Внешняя миграция на территорию южного региона России. Значительная часть всех  мигрантов, поселившихся в России (как вынужденных, так и экономических), выбрала в качестве места пребывания Ставропольский и Краснодарский края, Ростовскую область. Необходимо особо отметить, что этническая структура миграционного потока примерно соответствует национальным пропорциям населения региона. Так, по данным Краснодарского краевого комитета государственной статистики, среди прибывших в 2002г. в Краснодарский край русские составили 80,7%, армяне – 5,9%, украинцы – 5,8%, татары и белорусы – по 0,8%.[9] По состоянию на 01.01.2002г. русские составляли около 85% населения края, армяне – 4,9%.[10] В то же время именно миграция привела с 1989 года к формированию в регионе достаточно крупных диаспор народов, которые ранее здесь были представлены всего десятками или сотнями людей (турки-месхетинцы, курды). Существенные различия в культуре (в том числе системе ценностей), структуре накопления и потребления новых мигрантов и местного старожильческого населения приводят в условиях отсутствия целенаправленной интеграционной политики к возникновению напряженности. Известны случаи «капсулирования» мигрантских диаспор, когда группа переселенцев замыкается в себе, резко ограничивая контакты вне своей общины и воспринимая старожильческое население как враждебное. В случае капсулирования нормальное взаимодействие между мигрантами и старожилами нарушается, опасность внезапного (на первый взгляд) конфликта с применением насилия резко возрастает. Такое положение дел снижает уровень безопасности как мигрантов, так и старожильческого населения. В современной науке даже возник и активно используется такой термин, как «мигрантофобия».[11] Необходимо отметить, что за 10 лет миграционный прирост по региону значительно снизился. Так, в Краснодарском крае в 1992 г. миграционный прирост составлял более 90 тысяч человек, а в 2003 г. – около 12 тысяч.[12]  Несмотря на такую динамику снижения, внешняя миграция до настоящего времени рассматривается в качестве главного конфликтогенного фактора как общественным мнением в результате управления им средствами массовой информации, так и самими органами государственной власти и местного самоуправления.

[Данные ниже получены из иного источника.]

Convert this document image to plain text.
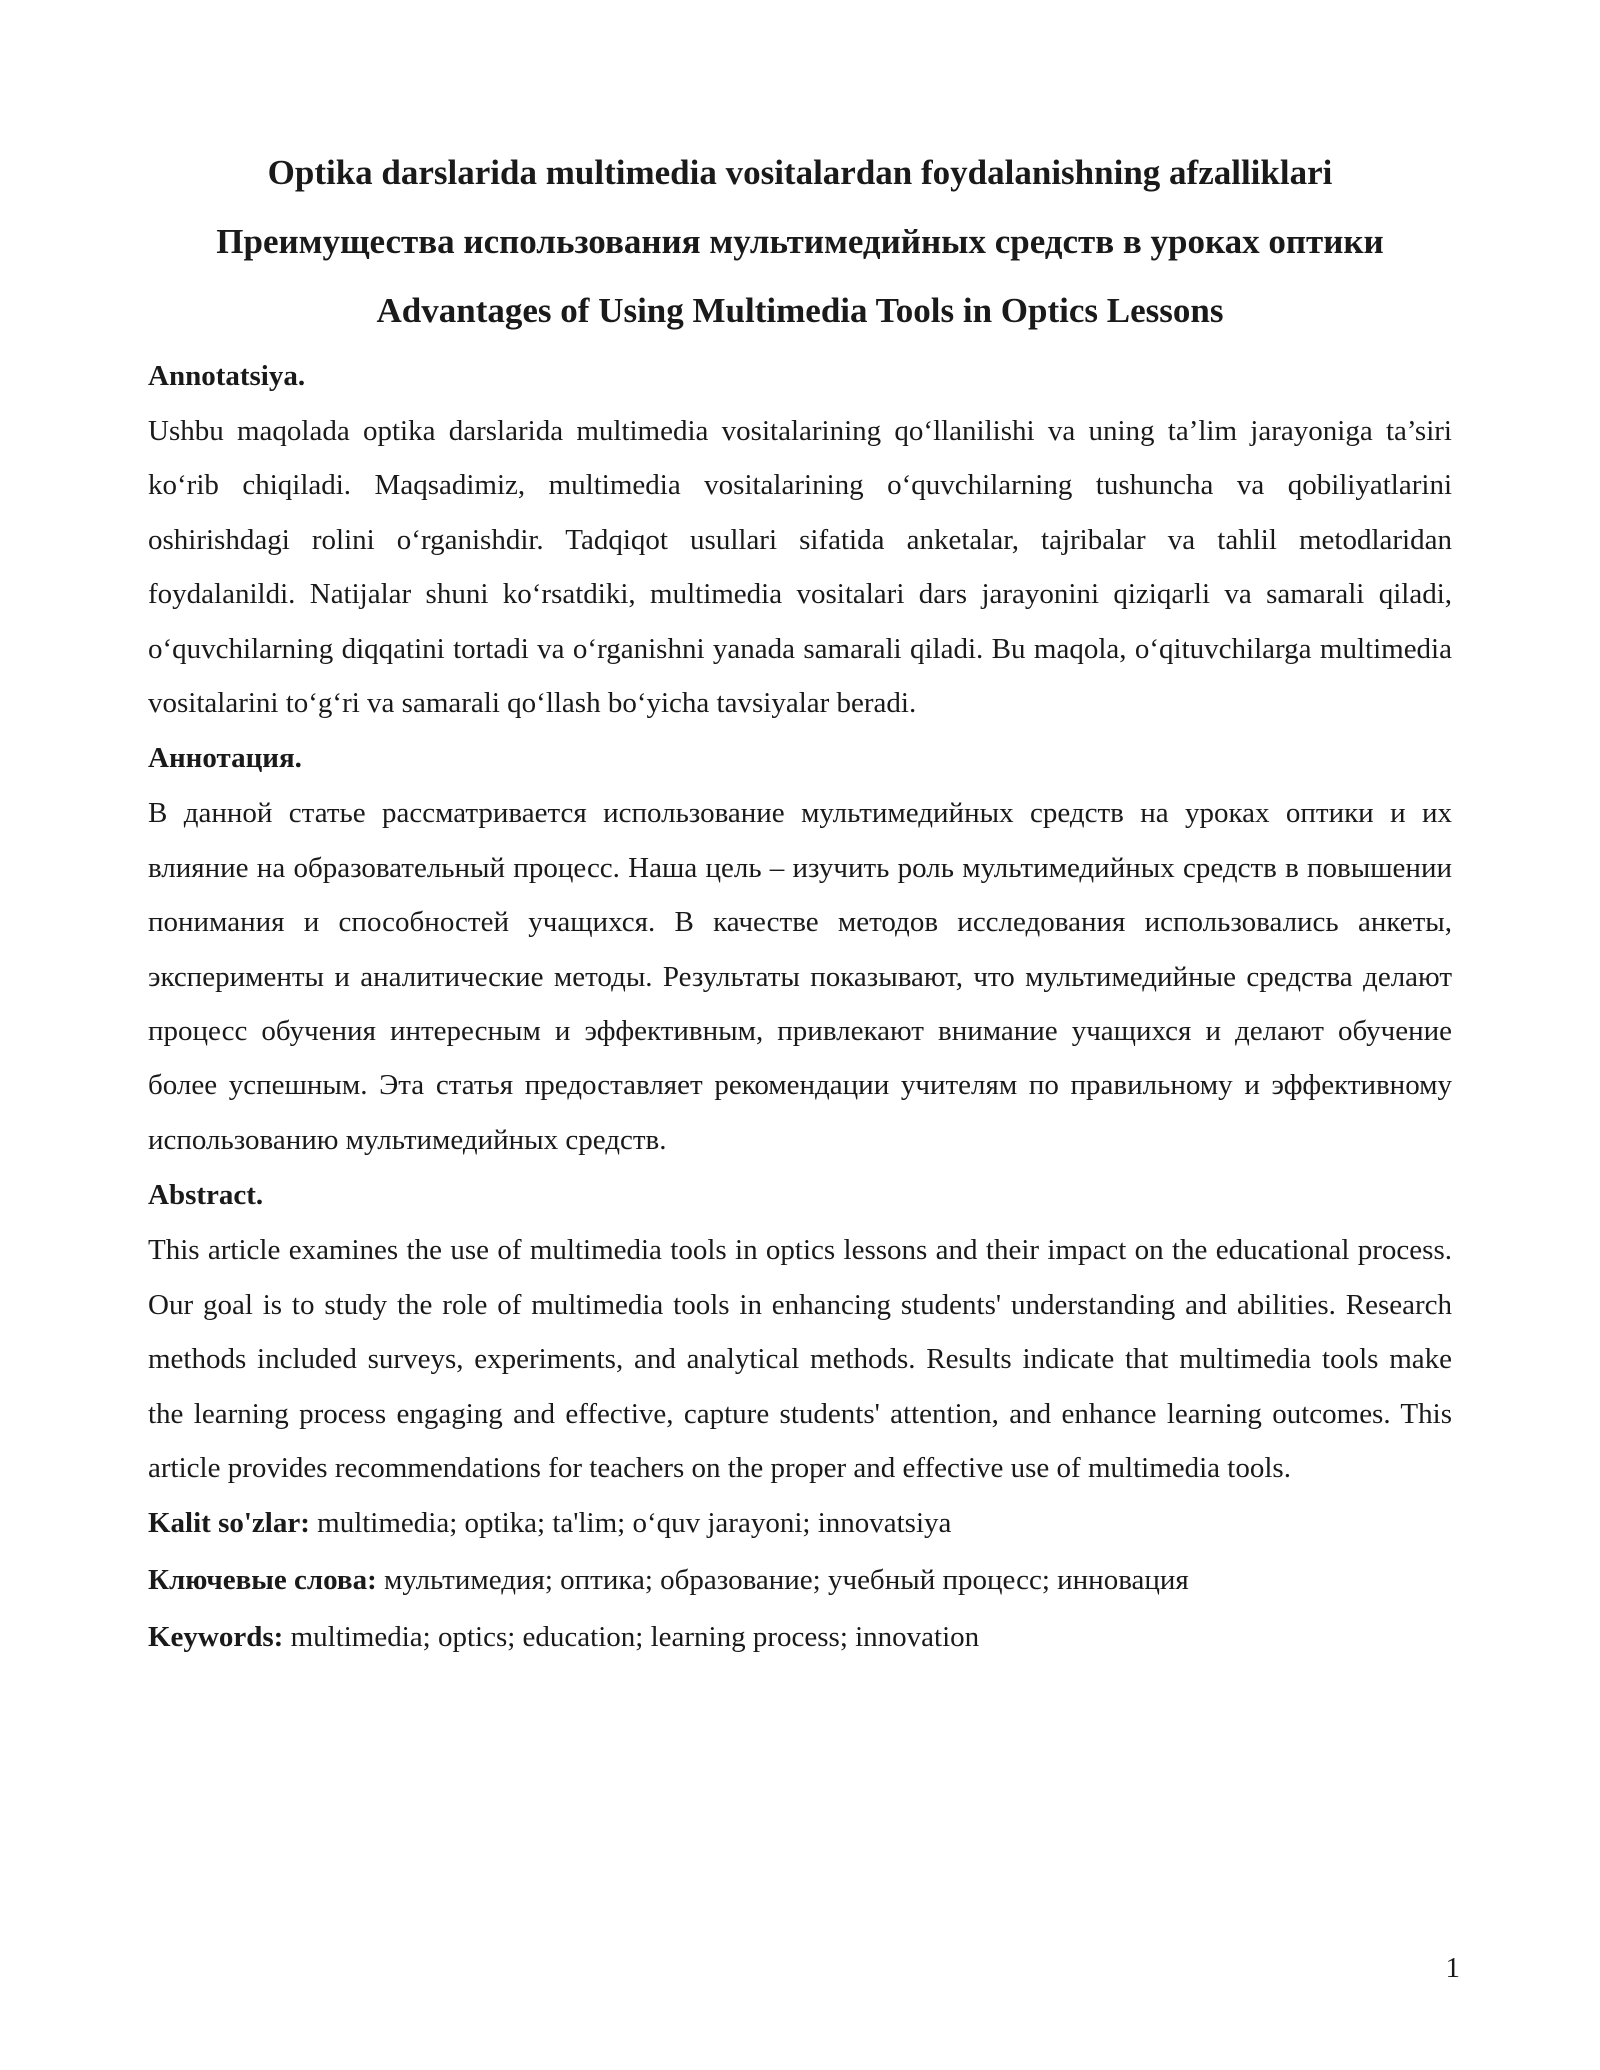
Optika darslarida multimedia vositalardan foydalanishning afzalliklari

Преимущества использования мультимедийных средств в уроках оптики

Advantages of Using Multimedia Tools in Optics Lessons

Annotatsiya.

Ushbu maqolada optika darslarida multimedia vositalarining qo‘llanilishi va uning ta’lim jarayoniga ta’siri ko‘rib chiqiladi. Maqsadimiz, multimedia vositalarining o‘quvchilarning tushuncha va qobiliyatlarini oshirishdagi rolini o‘rganishdir. Tadqiqot usullari sifatida anketalar, tajribalar va tahlil metodlaridan foydalanildi. Natijalar shuni ko‘rsatdiki, multimedia vositalari dars jarayonini qiziqarli va samarali qiladi, o‘quvchilarning diqqatini tortadi va o‘rganishni yanada samarali qiladi. Bu maqola, o‘qituvchilarga multimedia vositalarini to‘g‘ri va samarali qo‘llash bo‘yicha tavsiyalar beradi.

Аннотация.

В данной статье рассматривается использование мультимедийных средств на уроках оптики и их влияние на образовательный процесс. Наша цель – изучить роль мультимедийных средств в повышении понимания и способностей учащихся. В качестве методов исследования использовались анкеты, эксперименты и аналитические методы. Результаты показывают, что мультимедийные средства делают процесс обучения интересным и эффективным, привлекают внимание учащихся и делают обучение более успешным. Эта статья предоставляет рекомендации учителям по правильному и эффективному использованию мультимедийных средств.

Abstract.

This article examines the use of multimedia tools in optics lessons and their impact on the educational process. Our goal is to study the role of multimedia tools in enhancing students' understanding and abilities. Research methods included surveys, experiments, and analytical methods. Results indicate that multimedia tools make the learning process engaging and effective, capture students' attention, and enhance learning outcomes. This article provides recommendations for teachers on the proper and effective use of multimedia tools.

Kalit so'zlar: multimedia; optika; ta'lim; o‘quv jarayoni; innovatsiya

Ключевые слова: мультимедия; оптика; образование; учебный процесс; инновация

Keywords: multimedia; optics; education; learning process; innovation

1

В регионе сложились устойчивые мифологизированные представления о миграции. Первая миграционная мифологема: в результате информационной политики органов государственной власти субъектов Федерации данного региона в общественном мнении сложились устойчивые представления о миграции как одной из острейших региональных проблем (особенно в этом отношении необходимо выделить Краснодарский край периода губернаторства Н.И. Кондратенко - 1996-2000гг.). Мигранты представлялись общественному мнению как очень многочисленная, однородная и агрессивная группа, которая способствует снижению уровня жизни старожильческого населения. Подобные представления, составляющие первую мифологему, существуют и сегодня, причем существуют вне связи с реальным положением дел. Даже самый простой анализ социальной статистики показывает: в настоящее время можно уверенно говорить о том, что пик миграционного притока миновал. В то же время естественная убыль населения Кубани, как и всей России, значительна. Подобная тенденция наблюдается и в других центрах притяжения мигрантов. Это снижение миграционного притока было проигнорировано общественным мнением. Анализ публикаций печатных СМИ и заявлений представителей краевой власти подтверждает, что политическая элита Кубани все еще живет старыми представлениями о миграции, возникшими 8-10 лет назад, на гребне миграционной волны, в условиях распада СССР и общественного разлада в самой России. Идея пагубности миграции, закономерно возникшая в тот сложный период, успела стать мифологизированным стереотипом – устойчивым, схематизированным, эмоциональным и  далеким от реальности представлением. 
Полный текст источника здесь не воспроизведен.